Daughter of a moron

70 13 31
                                    

Steven Richards

After exiting from Zainav Fashions, I walk towards my car, entering in I bang the door of the backseat. Leaning on the backrest, I massage my temples. I hear the sound of the doors closing, both the driver and the passenger side.

"Drive home" I instruct Matt. I don't have any meetings for the rest of the day, so I decide to work from home.

The ride back home is silent until Polo decides to break it, "Boss, I am sorry to say this but what happened back there was not right," he says looking straight ahead.

Matt gives him a side glance, surprise evident on his face, then clearing his throat awkwardly, looks back on the road focusing on driving. I pinch the bridge of my nose, sighing; Polo who has respected and obeyed all that I have said without blinking his eyes, who has never questioned any of my decisions, was talking back at me!

"No one has asked for your opinion Polo," I say clenching my teeth.

I lean my elbows on my knee, head in my hands, with too much anger comes a splitting headache, this has always been the case with me.

The car ride falls silent again, Matt shuffles with the radio and puts on a slow song, maybe to make my headache feel better or maybe to shut Polo up. He knows both of us pretty well, in fact he had introduced Polo when I was looking for a bodyguard a year ago. His words start to play in my head, and I replay my actions, I had never spoken like that to any woman before, I don't know what had gotten into me, I had acted absolutely crazy, was I regretting my actions? No, they were at fault, they had mistreated Stell! I try to convince myself.

After a few minutes, Polo says again "Sir, I have four sisters and if anybody spoke like that with any of them, I would break their bones." I look up from my hands where my head rested, to see Polo looking at me from the rear view mirror, I glare at him through the mirror and before I could say anything Matt interjects "Boss, we're here!"

I look out the window to see, indeed we've reached, I open the door and get out of the car, not missing Matt screech at Polo "What the fuck, dude! Do you have a death wish?"

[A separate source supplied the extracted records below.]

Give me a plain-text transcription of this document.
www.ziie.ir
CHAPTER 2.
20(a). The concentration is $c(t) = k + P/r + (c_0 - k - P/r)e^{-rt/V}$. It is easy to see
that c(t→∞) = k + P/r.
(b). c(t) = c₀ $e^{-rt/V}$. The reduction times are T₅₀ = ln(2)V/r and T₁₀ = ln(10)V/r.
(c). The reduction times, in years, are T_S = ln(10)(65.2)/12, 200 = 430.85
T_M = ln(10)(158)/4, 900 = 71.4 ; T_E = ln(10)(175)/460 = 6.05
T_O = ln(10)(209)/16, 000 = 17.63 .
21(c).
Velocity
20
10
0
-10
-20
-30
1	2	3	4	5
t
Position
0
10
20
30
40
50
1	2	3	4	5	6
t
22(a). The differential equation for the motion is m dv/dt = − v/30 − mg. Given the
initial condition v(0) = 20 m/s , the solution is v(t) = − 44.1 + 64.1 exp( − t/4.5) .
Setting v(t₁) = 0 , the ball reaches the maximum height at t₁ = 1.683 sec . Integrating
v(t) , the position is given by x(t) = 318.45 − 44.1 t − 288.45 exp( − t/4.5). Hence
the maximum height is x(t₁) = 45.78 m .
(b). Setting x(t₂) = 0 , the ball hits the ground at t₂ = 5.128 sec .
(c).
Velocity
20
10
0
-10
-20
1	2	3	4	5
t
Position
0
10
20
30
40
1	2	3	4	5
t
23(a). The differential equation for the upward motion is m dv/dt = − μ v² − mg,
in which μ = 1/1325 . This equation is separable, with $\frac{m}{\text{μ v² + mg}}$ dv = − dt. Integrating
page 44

Entering the living room, I remove my jacket tossing it on the couch, unbutton my cuffs, folding the sleeves of my shirt I loosen the tie, sighing I sit on the couch. I can't help but think about what Polo said, all my harsh words and actions playing again and again in my head. Getting up from the couch I start pacing the living room, not able to stop the tornado of my actions in my head.

I move towards the bar and pour myself a drink, this will help me control my head from overthinking what's already done. I drink one glass after another not feeling anything. I have always been good at handling my drinks, not getting high easily, not because I am a regular drunkard or something, I just am good at handling my drinks. Stell feels that is a good thing, that I don't get drunk easily, but I think its not, you drink because you want to feel that high, that feeling of forgetting everything, even if its just for a few hours, I wanted the alcohol to hit me in a way that it took me to some place new or just put my overthinking mind to rest.

After almost an hour of just sitting there on the bar stool with the glass in my hand I hear Stell screaming from the entrance of the house "Steven, Steven where the hell are you?"

She called me Steven, it meant I am in trouble, "Stell I'm here." I call out to her as she enters the living room glaring at me, looking very angry. I lift one of my hands along with my shoulder motioning 'What?'

She looks at me incredulously "You're asking that to me, really?" she says coming closer to me. "Why do you have to do things that makes you regret later?"